Ann and I are currently taking a wonderful course based on Rosenberg’s book Nonviolent Communication, which I’ve recommended before. Mary Kay Reinemann, our inspiring teacher, tells us regularly to watch for feelings. They are messengers. Anger is a messenger shouting a need. Every feeling is a please (help me) or a thank you. Hatred is please help me; I am overcome by fear. It is shouted out through a Marshall double stack amplifier with the volume on max. It is written in giant, red, bloody letters. Kindness is a thank you. Communication is more complicated than that, but you get the idea. You can also see why we’re taking this course for the second time, just so we can practice with others. The point is that feeling, even unpleasant feeling, is life, and numbness is death. To feel nothing is to be nothing. It is true that we also think, but even thinking can be dominated by feelings, and I never listened to I Want to Hold Your Hand because it gave me a thoughtful, philosophical position in life.

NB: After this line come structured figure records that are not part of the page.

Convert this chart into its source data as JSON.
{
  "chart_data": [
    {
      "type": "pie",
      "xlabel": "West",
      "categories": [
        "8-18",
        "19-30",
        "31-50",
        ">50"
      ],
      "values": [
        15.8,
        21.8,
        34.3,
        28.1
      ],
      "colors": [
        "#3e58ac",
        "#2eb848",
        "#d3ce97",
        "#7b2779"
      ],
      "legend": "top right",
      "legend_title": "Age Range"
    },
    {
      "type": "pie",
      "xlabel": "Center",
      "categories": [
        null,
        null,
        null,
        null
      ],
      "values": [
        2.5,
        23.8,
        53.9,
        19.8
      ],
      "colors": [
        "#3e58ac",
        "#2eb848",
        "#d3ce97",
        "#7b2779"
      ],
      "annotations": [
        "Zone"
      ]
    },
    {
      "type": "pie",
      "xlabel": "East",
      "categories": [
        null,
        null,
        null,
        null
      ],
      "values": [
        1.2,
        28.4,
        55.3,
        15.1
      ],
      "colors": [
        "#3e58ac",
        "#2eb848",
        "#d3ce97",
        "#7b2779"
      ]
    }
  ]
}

The second law, the law of vicarious living, is also a gift in disguise. We all must work for a living, and that work takes up so much time and energy that we do not usually have the space to be Humphrey Bogart, Harry Potter, or Lady Mary Crawley finally married to her Matthew. We can choose to live such lives, to feel what they feel, and not actually have to say goodbye to Ilsa, be orphaned by another wizard, or feel the anguish of ruin, scandal, or loss. We may live many lives in one. Their reality, even if we don’t participate as deeply as Walter Mitty in his secret life where he pilots a submarine or saves a life with a pen is real enough. We feel a measure of what they feel. We become them to a degree, and that degree is just enough. That degree can be geometrically multiplied. We may be Lady Mary and Matthew, and Lord Grantham, and any number of maids, footmen, and butlers. We may even be scoundrels if we choose. To feel them is to live them, and it is a blessing.

The third law, that of diminishing returns, is also a blessing. When we choose to love and marry, we feel intensely and wonderfully, but also, we cannot feel that same intensity forever. This is providential because one’s spouse is bound to change, as are we all. A marriage based only on what a partner was like at 22 is a marriage in trouble. I believe the best marriage is one that assumes a trajectory. My wife is not the woman she was at 24; she is better, wiser, more alive, and I had a pretty good idea that was going to happen. The law of diminishing returns also forces us to grow, to change. Stasis is death. The law of diminishing returns forces the creation of a fifth symphony after we have tired of the other four. It forces the creation of What About Bill after we have tired of Groundhog Day, and a third season of Downton Abbey after the late night kiss in the snow that ended the last season.

The law that rules this world, including our own brains, is providential, blessed, and necessary because it nudges us to live. It is all good.